NASA knows that years of fretting over foam does not make it look good. Especially so when the rest of the world is waiting for it to fulfill it's promises to haul stuff to the International Space Station ("ISS"). Especially so when NASA was being such a bully to everyone else about "where's your ISS stuff, man?" OK, ok; so NASA wants to look "good" and smart and efficient and capable. That's a good idea. They should do that.

But don't over do your focus on "looking good" NASA. When you do that, you end up doing things like moving the notifications for shuttle & ISS overflights to the public relations focused website instead of just copying the information there. And then you send out a notice that you're "consolidating" by splitting coherent services apart. Ummm... no.

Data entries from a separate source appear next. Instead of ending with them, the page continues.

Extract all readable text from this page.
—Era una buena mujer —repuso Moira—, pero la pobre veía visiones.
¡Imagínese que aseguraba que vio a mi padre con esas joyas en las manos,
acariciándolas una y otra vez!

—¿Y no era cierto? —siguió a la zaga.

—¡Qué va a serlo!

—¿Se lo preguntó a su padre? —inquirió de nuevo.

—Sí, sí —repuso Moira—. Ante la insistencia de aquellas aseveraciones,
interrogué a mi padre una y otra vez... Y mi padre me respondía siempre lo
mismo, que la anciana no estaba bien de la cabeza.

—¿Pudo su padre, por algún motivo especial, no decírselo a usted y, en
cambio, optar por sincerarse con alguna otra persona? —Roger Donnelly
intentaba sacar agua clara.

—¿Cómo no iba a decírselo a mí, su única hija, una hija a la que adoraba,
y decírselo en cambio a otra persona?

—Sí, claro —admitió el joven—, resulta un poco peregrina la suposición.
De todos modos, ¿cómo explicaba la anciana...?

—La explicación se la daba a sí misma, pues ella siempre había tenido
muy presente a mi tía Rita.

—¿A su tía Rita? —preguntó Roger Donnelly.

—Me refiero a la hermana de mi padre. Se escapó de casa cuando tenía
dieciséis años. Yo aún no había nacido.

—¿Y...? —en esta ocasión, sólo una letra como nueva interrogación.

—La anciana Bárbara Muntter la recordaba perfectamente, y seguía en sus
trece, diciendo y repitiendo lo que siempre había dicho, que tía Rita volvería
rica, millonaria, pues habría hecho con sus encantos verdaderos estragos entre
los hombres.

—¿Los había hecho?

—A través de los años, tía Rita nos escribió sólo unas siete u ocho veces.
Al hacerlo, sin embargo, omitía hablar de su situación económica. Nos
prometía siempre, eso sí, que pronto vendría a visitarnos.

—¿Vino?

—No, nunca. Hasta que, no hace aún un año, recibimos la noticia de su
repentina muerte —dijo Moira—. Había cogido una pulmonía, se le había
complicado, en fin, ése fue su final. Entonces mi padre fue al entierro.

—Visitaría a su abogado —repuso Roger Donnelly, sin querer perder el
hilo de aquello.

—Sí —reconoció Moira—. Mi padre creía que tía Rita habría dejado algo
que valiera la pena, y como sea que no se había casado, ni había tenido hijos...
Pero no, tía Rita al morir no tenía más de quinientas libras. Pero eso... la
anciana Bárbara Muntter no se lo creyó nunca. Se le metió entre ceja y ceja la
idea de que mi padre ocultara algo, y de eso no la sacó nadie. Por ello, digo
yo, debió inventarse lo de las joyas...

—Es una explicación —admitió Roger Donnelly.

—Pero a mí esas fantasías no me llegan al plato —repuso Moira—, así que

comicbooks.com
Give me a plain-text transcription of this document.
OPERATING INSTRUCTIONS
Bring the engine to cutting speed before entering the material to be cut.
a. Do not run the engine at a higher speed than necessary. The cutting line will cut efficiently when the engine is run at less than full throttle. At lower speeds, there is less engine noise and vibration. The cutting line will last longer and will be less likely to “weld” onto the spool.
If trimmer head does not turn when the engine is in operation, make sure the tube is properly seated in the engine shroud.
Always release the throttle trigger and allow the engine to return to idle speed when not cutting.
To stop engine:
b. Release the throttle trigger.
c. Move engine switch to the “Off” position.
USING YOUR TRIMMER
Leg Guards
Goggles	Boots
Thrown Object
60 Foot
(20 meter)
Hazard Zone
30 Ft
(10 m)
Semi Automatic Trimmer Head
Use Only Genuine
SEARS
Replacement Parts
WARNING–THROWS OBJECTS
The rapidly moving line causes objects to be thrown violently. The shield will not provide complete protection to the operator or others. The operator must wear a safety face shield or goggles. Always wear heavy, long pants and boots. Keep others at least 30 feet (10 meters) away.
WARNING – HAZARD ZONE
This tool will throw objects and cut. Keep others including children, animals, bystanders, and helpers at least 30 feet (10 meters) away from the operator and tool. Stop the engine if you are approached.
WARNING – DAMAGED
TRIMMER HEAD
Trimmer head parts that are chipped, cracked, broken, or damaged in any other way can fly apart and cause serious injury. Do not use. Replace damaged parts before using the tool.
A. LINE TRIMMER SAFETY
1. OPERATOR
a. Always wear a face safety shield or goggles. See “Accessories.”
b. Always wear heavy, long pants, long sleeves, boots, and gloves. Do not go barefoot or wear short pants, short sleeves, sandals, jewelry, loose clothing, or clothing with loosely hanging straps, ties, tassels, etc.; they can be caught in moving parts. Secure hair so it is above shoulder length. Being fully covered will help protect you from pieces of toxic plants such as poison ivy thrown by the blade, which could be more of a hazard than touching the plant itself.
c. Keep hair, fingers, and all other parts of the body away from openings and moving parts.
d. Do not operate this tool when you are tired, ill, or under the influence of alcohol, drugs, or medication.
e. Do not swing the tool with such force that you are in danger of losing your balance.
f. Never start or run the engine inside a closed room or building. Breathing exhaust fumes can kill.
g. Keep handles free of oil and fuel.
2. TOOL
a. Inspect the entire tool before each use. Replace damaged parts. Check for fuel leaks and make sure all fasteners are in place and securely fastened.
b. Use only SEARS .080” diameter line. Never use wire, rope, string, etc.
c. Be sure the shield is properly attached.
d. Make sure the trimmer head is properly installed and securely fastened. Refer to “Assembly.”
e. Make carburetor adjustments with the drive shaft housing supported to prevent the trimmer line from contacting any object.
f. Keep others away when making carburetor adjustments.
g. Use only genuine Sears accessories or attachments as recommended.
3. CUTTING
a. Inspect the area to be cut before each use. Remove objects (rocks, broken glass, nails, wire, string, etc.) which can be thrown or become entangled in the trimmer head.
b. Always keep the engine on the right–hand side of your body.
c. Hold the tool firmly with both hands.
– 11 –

Here's what you (NASA) said: "In order to provide the most up-to-date, to-the-minute information in a single location, NASA has consolidated Space Station and Shuttle tracking on the Human Space Flight Web site."

That's silly. The information already was in "a single location" and, actually, up-to-the-tenth of a minute or better at the NASA "JPass" website at science.nasa.gov. In reality NASA, you have done the opposite of your stated intentions. You've split the information into two separate locations, possibly made it somewhat less accurate and have certainly made it less convenient and helpful.

So it's actually beyond silly. It's wasteful of your time and effort. It's inconsiderate of us, your paying constituency, and, really it's just plain stupid.

Or, worse, it's you thinking that we are stupid or gullible -- or both stupid and gullible. Which makes you seem even more wasteful and arrogant and unfocused about the task that we've given you.

So here's the deal NASA: if you want to have the overflight information on the showier websites, by all means do so. The more you distribute the information that we pay for, the better! But don't do silly things like take it away from one public access point just to inconveniently promote another access point. And especially don't do stupid things like trying to rationalize the silly bits with blather that is patently incorrect, impolite, inconsiderate and ... just dumb.

Get off the silly juice NASA and get back to work!

By the way; I sent you a fix for the foam problem. In a suggestion form on the flashier website.